Just walking past the Jews' yellow brick houses below the mill made the back of Sally's neck prickle. All those stories of strange rituals involving the blood of Christian children...She could never get through the lane fast enough. Sally was glad to gather up her skirts for the passage through Coenties Alley, always slick with mud, toward the three-story stone building that stood at the water's edge.
Until the year before, the structure had been merely Nieuw Amsterdam's largest tavern and its only inn. When Stuyvesant needed somewhere big enough for all the townspeople to meet, he made it the Stadt Huys, the city hall, as well. Coenties Slip, leading to the town wharf, was in front of the Stadt Huys. Nearby were the town storehouses. Above them, in five workshops that had formerly been leased to the shipwrights, was the hospital.
There were two windows in the hospital. The dying stank, so the windows were kept open except in the worst of weather. While she went about her duties Sally could look out and see the short street called Hall Place, and the door to the butcher's house Lucas visited so frequently.
To buy the pig bladders and sheep intestines he needed in his craft, Sally told herself. That's why her brother was so often at the butcher's on Hall Place. And never mind that it was a ten-minute walk from Lucas's shop. After all, he came to the hospital a few times a week to see if anyone needed bleeding or surgery, so naturally --
"Juffrouw...Please, juffrouw..." A woman's voice. A few hours earlier, weeks before her time and squatting in the alley behind the Blue Dove alehouse on Pearl Street, she'd given birth to twins -- dead, and that was a blessing. One had no legs, the other a huge hole in the top of its head. The woman, a notorious whore, had been bleeding since the birth. Sally figured she'd be dead within the next hour or two.

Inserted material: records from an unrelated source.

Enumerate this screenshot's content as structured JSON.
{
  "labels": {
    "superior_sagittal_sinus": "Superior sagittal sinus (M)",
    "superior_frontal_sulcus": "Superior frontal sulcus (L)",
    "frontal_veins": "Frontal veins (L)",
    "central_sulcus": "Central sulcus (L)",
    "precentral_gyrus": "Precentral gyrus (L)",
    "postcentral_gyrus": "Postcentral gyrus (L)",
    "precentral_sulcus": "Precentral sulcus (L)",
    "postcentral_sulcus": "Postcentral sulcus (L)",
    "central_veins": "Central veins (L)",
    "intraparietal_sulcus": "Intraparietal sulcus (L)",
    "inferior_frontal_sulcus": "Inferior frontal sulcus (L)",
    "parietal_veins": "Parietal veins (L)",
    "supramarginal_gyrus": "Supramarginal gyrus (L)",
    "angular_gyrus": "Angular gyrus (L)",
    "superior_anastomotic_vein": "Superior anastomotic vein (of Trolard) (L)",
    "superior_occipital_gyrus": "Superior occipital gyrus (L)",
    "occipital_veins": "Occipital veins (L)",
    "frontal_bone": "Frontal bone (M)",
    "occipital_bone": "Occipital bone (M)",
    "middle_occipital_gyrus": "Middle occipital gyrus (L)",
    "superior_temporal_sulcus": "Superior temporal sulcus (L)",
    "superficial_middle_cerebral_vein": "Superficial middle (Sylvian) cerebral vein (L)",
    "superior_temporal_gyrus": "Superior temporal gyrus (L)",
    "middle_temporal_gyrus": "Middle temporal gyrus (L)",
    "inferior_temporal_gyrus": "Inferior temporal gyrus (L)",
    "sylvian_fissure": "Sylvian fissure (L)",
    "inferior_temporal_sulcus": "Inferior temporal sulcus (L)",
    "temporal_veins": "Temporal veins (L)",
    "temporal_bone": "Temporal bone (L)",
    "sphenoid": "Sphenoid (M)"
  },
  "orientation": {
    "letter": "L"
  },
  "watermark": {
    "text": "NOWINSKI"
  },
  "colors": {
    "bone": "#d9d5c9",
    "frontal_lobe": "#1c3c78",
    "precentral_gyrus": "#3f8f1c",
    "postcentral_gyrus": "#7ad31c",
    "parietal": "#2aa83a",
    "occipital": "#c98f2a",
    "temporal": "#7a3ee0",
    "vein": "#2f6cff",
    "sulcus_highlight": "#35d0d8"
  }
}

"Please, juffrouw, can you give me something as stops the burning in my chest? Him over there" -- the woman nodded toward the man in the next bed, a drunk who the previous day had had the lower half of his body crushed by a falling barrel but refused to allow Lucas to saw off his legs -- "he says you can."
Sally reached into her basket for a salve of saxifrage and egg yolk, and made herself stop thinking about her brother's too-frequent visits to the butcher's on Hall Place.
"Good day to you, mevrouw." There was no one else in the shop. Lucas didn't have to keep the twinkle from his eye or the laughter from his voice.
"And to you, barber. I've something put by just for you. The intestines of a large cow. Come in the back and see."
Marit Graumann, wife of Ankel Jannssen, stepped from behind the wooden block. Her husband was one of the town's twelve "sworn butchers," permitted to slaughter cattle inside the wall. He paid the tax for a stall in the Broadway Shambles, the market across from the fort, and was required to be there every morning except Sunday. In the afternoon he was permitted to do business from his home. All well and good, except that after Marit gave him his dinner Ankel always stumbled off to bed in a drunken stupor. She herself had to hack apart the meats and poultry sold from the house on Hall Place.
A curtain of burlap separated the front from the rear of the shop. Marit pushed it aside and waited for Lucas. As soon as he brushed past her he felt himself get hard. She had a special smell. A woman smell. He'd had countless whores in London and Rotterdam, even a few here, but none had ever smelled like Marit. Neither did the women who came to him for treatment. They reeked of illness, often of filth. Mevrouw Marit Graumann smelled of flowers. And her lust had a dark and seductive fragrance of its own. Lucas had never before been with a woman who actually desired him. The experience was intoxicating.